For years they have been on separate paths, but since crisis is a synonym of corporate reputation, clients no longer worry about hiring a law firm when looking for a solution to their conflicts, but for several years they have understood that simultaneously they should look for someone who watches over their public image before it causes reputational damage and economic costs.

This is something that many traditional law firms were slow to notice and they even refused to share their strategies, obviously for reasons of confidentiality and trust; however, experience has taught me that cases that have been successful in their final resolution are not only those that are won in courts but those that have been handled jointly by professionals from various fields, so that the day after a legal decision a person can look at their peers peacefully.

This surely requires a coordinated work from the beginning, although of course always with the premise that the communication strategy needs to be subject to the legal strategy, unless otherwise mandated by the client.

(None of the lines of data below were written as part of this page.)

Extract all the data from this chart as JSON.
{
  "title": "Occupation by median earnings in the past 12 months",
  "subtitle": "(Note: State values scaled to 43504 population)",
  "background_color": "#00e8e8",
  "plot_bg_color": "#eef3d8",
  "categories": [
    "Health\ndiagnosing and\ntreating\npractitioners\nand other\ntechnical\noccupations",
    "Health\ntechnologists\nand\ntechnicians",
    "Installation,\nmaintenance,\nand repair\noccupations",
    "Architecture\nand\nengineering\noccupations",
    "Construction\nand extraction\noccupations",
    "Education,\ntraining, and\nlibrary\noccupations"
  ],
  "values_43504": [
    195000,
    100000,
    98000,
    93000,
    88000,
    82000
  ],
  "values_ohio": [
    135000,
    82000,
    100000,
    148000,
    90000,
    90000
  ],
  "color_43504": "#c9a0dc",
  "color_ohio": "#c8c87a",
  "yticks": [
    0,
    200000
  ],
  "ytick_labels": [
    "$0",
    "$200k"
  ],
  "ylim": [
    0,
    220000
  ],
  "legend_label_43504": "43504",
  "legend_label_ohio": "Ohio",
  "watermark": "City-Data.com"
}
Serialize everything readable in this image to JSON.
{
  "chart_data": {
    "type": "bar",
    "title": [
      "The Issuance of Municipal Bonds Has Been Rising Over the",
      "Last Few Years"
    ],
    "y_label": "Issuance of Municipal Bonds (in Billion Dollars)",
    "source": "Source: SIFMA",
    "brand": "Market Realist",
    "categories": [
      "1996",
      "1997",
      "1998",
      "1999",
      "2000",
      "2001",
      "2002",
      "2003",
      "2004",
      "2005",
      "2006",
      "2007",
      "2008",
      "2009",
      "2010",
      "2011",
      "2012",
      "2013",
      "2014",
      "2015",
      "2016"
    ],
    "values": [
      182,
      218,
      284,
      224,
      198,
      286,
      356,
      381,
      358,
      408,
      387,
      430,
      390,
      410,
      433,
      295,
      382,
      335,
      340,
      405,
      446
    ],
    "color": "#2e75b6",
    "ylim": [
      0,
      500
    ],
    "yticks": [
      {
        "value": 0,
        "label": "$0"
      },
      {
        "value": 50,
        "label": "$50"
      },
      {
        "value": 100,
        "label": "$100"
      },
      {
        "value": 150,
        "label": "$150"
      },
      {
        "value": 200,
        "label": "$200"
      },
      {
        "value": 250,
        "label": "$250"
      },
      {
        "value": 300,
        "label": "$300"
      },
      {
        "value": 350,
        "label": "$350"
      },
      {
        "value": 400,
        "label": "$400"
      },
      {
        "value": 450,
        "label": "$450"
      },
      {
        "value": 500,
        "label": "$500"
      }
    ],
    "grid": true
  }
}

However, communication professionals are little served by learning about the progress of their client’s case in the news or by the court. If there is no joint work in decision-making and definition of strategies from the beginning, you run the risk of taking false steps.

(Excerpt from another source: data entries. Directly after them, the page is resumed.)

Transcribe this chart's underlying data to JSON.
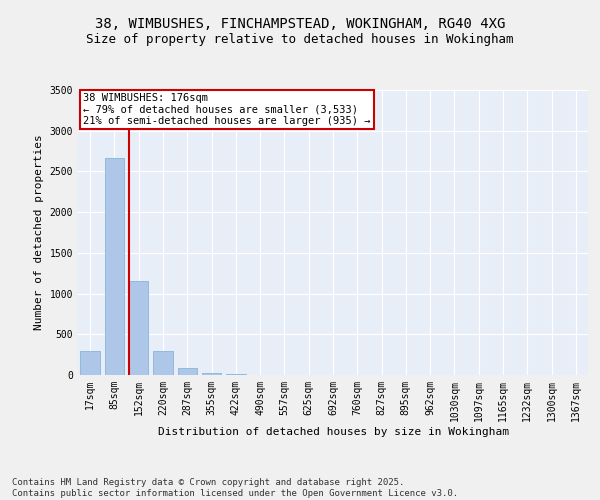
{
  "title_line1": "38, WIMBUSHES, FINCHAMPSTEAD, WOKINGHAM, RG40 4XG",
  "title_line2": "Size of property relative to detached houses in Wokingham",
  "xlabel": "Distribution of detached houses by size in Wokingham",
  "ylabel": "Number of detached properties",
  "categories": [
    "17sqm",
    "85sqm",
    "152sqm",
    "220sqm",
    "287sqm",
    "355sqm",
    "422sqm",
    "490sqm",
    "557sqm",
    "625sqm",
    "692sqm",
    "760sqm",
    "827sqm",
    "895sqm",
    "962sqm",
    "1030sqm",
    "1097sqm",
    "1165sqm",
    "1232sqm",
    "1300sqm",
    "1367sqm"
  ],
  "values": [
    290,
    2660,
    1160,
    290,
    85,
    30,
    10,
    0,
    0,
    0,
    0,
    0,
    0,
    0,
    0,
    0,
    0,
    0,
    0,
    0,
    0
  ],
  "bar_color": "#aec6e8",
  "bar_edge_color": "#7aadd4",
  "background_color": "#e8eef8",
  "grid_color": "#ffffff",
  "vline_color": "#cc0000",
  "annotation_text": "38 WIMBUSHES: 176sqm\n← 79% of detached houses are smaller (3,533)\n21% of semi-detached houses are larger (935) →",
  "annotation_box_color": "#ffffff",
  "annotation_border_color": "#cc0000",
  "ylim": [
    0,
    3500
  ],
  "yticks": [
    0,
    500,
    1000,
    1500,
    2000,
    2500,
    3000,
    3500
  ],
  "fig_background": "#f0f0f0",
  "footnote": "Contains HM Land Registry data © Crown copyright and database right 2025.\nContains public sector information licensed under the Open Government Licence v3.0.",
  "title_fontsize": 10,
  "subtitle_fontsize": 9,
  "axis_label_fontsize": 8,
  "tick_fontsize": 7,
  "annotation_fontsize": 7.5,
  "footnote_fontsize": 6.5
}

3 thoughts on “The New, Close Relationship Between Communication Agencies and Law Firms

  1. HMA Public Relations has many long-term relationships with members of the legal community here in Arizona. Both as clients as well as assisting the attorneys with communications needs for their clients. We have found the relationships to be mutually beneficial.

  2. Legal firms recognise the need to work with public affairs agencies to fight public opinion outside the court room. We have been working with law firms for the past 18 years. Our first case was a class action taken by members of a country club.

    In fact, Dentons, one of the biggest law firms in the world, formed an association of public affairs agencies named The NextLaw, to support them in issue and crisis management globally. Mileage was invited (thanks to our track record in crisis management)
    to be a member last year.

  3. n my 30 years in the PR business, one of the most dramatic changes I have witnessed is the shift in how lawyers and PR professionals regard one another. Early in my career, we were lined up on opposite sides of the table during a crisis, with the lawyers insisting we say nothing and the PR team pleading for permission to issue some sort of response.

    Flash forward three decades, and now some of my closest and smartest collaborators are the lawyers with whom we share a mutual client. There is true respect for the role that each team plays. And, as I often tell clients, the more “tugging” that goes on between your legal and communications teams, the stronger the guidance you are likely to receive.